In step S302, the tomographic image acquisition position setting unit 102 acquires the measurement range R _XY from the measurement range acquisition unit 101, a position of obtaining the tomographic image from among the measurement range (hereinafter, referred to as a tomographic image acquisition position P) Set. As the tomographic image acquisition position P, a plurality of predetermined positions smaller than that for diagnostic imaging are set. In this step, as the tomographic image acquisition position P, for example, the center and end positions of the measurement range _RXY are set. Of course, the tomographic image acquisition position P is not limited to this combination. For example, one acquisition position may be added between the center and both ends, and the number of tomographic image acquisition positions P may be five.

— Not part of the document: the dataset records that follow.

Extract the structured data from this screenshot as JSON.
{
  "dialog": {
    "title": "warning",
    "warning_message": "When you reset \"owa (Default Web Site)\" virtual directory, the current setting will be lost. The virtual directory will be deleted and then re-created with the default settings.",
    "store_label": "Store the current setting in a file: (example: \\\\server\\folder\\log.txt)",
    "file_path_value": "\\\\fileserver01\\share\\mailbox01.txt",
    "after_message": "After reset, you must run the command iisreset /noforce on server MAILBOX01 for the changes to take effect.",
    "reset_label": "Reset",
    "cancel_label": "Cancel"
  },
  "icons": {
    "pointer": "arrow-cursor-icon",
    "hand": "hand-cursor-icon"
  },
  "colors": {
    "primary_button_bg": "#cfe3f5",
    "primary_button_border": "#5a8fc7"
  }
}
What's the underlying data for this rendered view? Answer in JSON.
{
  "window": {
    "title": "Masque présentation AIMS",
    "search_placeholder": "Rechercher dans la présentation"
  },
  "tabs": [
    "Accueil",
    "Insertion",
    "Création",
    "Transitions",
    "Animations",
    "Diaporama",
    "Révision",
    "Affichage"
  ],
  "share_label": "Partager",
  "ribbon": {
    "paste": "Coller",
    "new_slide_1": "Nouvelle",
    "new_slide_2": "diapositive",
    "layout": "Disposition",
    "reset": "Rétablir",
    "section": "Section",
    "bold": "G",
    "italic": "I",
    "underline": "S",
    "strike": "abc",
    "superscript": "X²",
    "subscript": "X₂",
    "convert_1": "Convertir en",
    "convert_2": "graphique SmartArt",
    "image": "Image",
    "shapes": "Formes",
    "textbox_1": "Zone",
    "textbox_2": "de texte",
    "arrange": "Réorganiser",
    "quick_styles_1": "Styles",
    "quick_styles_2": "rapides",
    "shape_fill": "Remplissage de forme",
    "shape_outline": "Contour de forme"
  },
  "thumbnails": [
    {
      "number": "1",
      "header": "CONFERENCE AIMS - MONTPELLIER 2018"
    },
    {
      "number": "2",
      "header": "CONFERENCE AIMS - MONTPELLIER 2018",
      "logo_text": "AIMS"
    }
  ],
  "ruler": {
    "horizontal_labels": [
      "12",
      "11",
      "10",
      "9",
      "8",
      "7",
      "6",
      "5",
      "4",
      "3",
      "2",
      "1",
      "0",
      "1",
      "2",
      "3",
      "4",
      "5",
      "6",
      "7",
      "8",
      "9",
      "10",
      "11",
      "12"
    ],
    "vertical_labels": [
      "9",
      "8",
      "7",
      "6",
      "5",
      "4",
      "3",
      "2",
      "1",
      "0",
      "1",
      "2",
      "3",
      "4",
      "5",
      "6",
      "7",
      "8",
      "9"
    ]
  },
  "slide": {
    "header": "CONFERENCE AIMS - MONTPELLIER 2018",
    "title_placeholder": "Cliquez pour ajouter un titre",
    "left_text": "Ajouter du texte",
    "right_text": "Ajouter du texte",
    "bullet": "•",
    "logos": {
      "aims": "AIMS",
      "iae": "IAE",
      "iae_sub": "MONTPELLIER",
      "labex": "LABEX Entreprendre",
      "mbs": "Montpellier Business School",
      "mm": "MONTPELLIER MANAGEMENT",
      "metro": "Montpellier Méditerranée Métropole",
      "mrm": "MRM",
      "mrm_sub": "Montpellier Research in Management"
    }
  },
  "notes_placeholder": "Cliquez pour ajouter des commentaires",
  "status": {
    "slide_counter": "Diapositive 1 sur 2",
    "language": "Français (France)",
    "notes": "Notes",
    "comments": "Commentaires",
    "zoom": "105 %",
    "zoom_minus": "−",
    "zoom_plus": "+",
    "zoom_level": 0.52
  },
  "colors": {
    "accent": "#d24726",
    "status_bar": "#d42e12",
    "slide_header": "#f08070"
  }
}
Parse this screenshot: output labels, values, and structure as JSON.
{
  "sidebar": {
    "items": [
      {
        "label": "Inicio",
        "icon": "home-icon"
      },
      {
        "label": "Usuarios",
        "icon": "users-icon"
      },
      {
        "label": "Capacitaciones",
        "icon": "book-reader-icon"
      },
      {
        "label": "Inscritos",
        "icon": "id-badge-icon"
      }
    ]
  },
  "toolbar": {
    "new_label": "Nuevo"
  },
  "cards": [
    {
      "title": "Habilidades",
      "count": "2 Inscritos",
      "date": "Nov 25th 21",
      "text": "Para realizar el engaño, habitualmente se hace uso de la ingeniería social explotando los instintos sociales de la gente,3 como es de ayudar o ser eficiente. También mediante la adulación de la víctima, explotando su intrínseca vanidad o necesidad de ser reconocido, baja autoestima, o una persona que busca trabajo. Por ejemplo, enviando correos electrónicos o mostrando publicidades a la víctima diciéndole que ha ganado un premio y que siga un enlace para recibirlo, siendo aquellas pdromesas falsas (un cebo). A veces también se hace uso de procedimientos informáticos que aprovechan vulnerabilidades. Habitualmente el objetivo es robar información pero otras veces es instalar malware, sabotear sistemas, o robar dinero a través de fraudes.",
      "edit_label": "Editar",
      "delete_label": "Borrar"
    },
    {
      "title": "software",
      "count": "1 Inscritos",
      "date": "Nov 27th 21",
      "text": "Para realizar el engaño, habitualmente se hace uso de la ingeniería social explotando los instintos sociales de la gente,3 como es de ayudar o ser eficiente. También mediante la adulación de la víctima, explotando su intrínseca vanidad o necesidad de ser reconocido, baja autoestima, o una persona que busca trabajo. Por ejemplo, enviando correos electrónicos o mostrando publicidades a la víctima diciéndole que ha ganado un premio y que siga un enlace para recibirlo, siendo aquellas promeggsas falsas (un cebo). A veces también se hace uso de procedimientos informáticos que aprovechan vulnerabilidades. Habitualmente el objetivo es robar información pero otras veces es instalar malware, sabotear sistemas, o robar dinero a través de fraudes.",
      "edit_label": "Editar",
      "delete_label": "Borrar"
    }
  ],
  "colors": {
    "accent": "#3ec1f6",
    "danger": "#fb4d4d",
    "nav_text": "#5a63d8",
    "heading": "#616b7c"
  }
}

FIG. _6A is a diagram illustrating a tomographic image acquisition position P in the measurement range _RXY . Reference numeral 601 represents a fundus image, and R _XY in the fundus image 601 represents a two-dimensional measurement range. C in the measurement range R _XY is the measurement range R _XY center parallel to the x axis in street view a line segment (hereinafter referred to as central portion), U is the measurement range R _XY of the upper side (hereinafter, an upper end called), L represents the measurement range _{R XY} of the lower side (hereinafter, referred to as the lower end), respectively. In the present embodiment, as a position indicating the center portion and both end portions of the measurement range R _XY, applying the central portion C of the measurement range R _XY, upper portion U, the three positions of the lower end L. These positions correspond to (a) of FIG. 13 (1302-1304). During the tomographic image acquisition described later, so that the central station C, a top end U, relative to the position of the lower end L, obtaining a tomographic image obtained by scanning a region of the measurement range R _Z in the z-axis direction. However, as described above, the positions of the center and the end of the measurement range _RXY are not limited to this, and may be positions such as (b) to (f) in FIG. Thus, the set tomographic image acquisition position P (center C, upper end U, lower end L) is transmitted to the tomographic image acquisition unit 103.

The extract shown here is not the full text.